After a lengthy controversy, the Vietnam Veterans Memorial on the Mall cleared its last major hurdle this week. The Commission of Fine Arts approved the addition to the memorial of a flagpole, a sculpture of three infantrymen and a "locator" of the names of American war dead. Excerpted here is the statement of the commission's decision made by its chairman, J. Carter Brown, director of the National Gallery of Art.
It is not lost on us as human beings or as citizens of the United States the degree to which there is a felt need in this country for healing, and we want to be part of that process. We certainly want to help honor and recognize all of those who served in Vietnam.
We have just come back from the site. I wanted my colleagues (on the Fine Arts Commission) from out of town to see it now that the grass is beginning to be there. One can visualize what the final effect will be. It is extraordinarily moving. I think the litany of those names (of American dead in Vietnam) is enough to bring enormous emotions to everyone's heart, emotions of pride and of honor in the sacrifices that have been made in serving this country.
When the commission was first asked by Congress to approve a site to be set aside for a Vietnam memorial, we looked at it very hard, because Constitution Gardens represents one of the great triumphs in Washington or in any capital city. That is sacred soil, right next to our dearest and greatest patriotic memorials. The memorial's simply being on the Mall at that site is an extraordinary statement of this country's pride in the people who are being memorialized there. We want our descendants to have the same kind of pride in what was achieved there that we can have about our forebears who built the Washington Monument and the Lincoln Memorial.
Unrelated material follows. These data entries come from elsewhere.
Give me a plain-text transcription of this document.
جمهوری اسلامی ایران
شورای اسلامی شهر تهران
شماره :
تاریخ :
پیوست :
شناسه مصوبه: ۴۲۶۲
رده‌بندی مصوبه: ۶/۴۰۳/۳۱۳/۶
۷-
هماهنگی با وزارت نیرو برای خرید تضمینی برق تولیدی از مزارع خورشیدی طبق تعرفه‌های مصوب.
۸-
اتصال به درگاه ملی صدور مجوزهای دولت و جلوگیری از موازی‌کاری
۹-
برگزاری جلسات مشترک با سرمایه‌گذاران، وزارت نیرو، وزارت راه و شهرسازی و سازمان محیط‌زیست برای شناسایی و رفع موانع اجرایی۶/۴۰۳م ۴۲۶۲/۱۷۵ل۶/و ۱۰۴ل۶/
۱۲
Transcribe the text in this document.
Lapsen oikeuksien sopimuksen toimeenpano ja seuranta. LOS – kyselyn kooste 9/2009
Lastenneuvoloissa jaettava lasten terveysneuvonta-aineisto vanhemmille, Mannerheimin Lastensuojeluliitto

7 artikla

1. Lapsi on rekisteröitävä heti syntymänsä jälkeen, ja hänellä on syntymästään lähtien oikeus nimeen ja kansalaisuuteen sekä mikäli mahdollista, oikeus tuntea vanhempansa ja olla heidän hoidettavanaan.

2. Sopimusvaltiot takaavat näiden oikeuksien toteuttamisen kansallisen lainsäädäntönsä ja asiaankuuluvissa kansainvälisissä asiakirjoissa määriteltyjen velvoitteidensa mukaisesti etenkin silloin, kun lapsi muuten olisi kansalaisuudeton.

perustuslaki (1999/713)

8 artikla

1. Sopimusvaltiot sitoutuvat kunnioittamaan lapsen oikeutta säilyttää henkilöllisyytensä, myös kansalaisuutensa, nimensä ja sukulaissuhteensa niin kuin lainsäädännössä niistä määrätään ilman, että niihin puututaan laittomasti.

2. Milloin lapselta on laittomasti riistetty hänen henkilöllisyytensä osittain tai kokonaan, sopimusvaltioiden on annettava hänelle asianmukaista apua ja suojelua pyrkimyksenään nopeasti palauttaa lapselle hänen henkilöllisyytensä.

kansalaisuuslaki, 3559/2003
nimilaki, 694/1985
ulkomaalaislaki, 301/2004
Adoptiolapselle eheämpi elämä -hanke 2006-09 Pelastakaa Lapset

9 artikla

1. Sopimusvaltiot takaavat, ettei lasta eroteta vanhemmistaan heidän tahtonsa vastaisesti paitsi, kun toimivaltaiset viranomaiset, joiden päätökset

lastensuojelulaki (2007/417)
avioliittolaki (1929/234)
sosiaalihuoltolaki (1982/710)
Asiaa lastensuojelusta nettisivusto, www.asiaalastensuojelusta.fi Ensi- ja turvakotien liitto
The question comes down to the elements -- and their location -- that have been now brought to us to add to the design as approved. We felt the addition is possible in such a way as to be approved by this commission. This was not an easy decision. It would have been far easier to say that, since the addition of anything would change the original competition and the results that came from it, we will disapprove them without looking at a single submission. We would have been great heroes in some quarters for doing that.
One of the areas that we have been asked to comment on for the first time today is the question of a locator for names. The whole concept of the memorial, of listing the names in the order in which they fell, has one inherent practical problem: the grieving who want to track down a specific name may not be able to find it quickly. A locator becomes essential. We question whether one directory is enough, and we question the design of a sheet metal tube that, in our view, does not share the dignity, the sense of permanence that a memorial should have. Furthermore, we question the (proposed) location, which is so much on axis with the arm of the memorial that it becomes almost a little exclamation point at the end; it becomes somehow integrated into the design of the memorial. I am sure it was not intended that one should think of it as part of the design expression of the memorial. So we urge a different location -- one, however, in that vicinity so that it will be accessible to the handicapped.
One relishes the degree in which this memorial has a free-form openness that allows people to come upon it from various directions. But over time it will begin to be perceived as having a front door -- presumably from the side of the great memorial nearest to it, the Lincoln Memorial. People will flow down those steps, they will go over to the Vietnam Memorial, and they will probably come to it from tourmobiles in that direction.
We come to the other two elements, the flagpole and the sculpture. The flagpole is a wonderful thing to add. It is very fitting that this memorial, in particular, have it. I believe it is also a dangerous precedent, and this commission would look very hard at the proliferation of flagpoles on the Mall. There is a ring of them around the Washington Monument. That is the focus for the whole Mall composition. There is a very beautiful monument to the signers of the Declaration, and to put a flagpole there would be, in our view, totally inappropriate. But a flagpole, I think, is appropriate here if we can find the right location for it. The general height of 50 feet seems good. The design of the base with an inscription is totally appropriate.
The sculpture, again, we approve in principle. We like the maquette (model) as far as we can tell, as far as it goes, because we are experienced enough in sculpture to know that at final scale there are subtle changes that happen, and we naturally will have to reserve the right of final approval until we see the final maquette. But it strikes a chord of recognition in those who care most deeply about their experience (in Vietnam), and we find it acceptable.
The location of it and the flagpole and the locator are problems with the submission in its present form. If the sculpture is allowed to shiver naked out there in the field, to be an episodic element that is not integrated, that somehow relates to a flagpole which is so far away and whose height and silhouette will be cut off as one approaches the existing memorial, cut off at the knees as it were, they will not combine to have the critical mass and impact that those elements deserve.
Therefore, our recommendation would be that these three elements, which threaten to be episodic and disjointed, be brought together to help enhance the entrance experience to the memorial, be put up front so that they are in the foreground and soothat people will have a chance to recognize them and derive all the benefits from them as they enter into the precinct. This not only serves the elements as they have been proposed, but it also accomplishes a stated goal of the most recent sculpture commission, which was to honor and protect the integrity of the original design.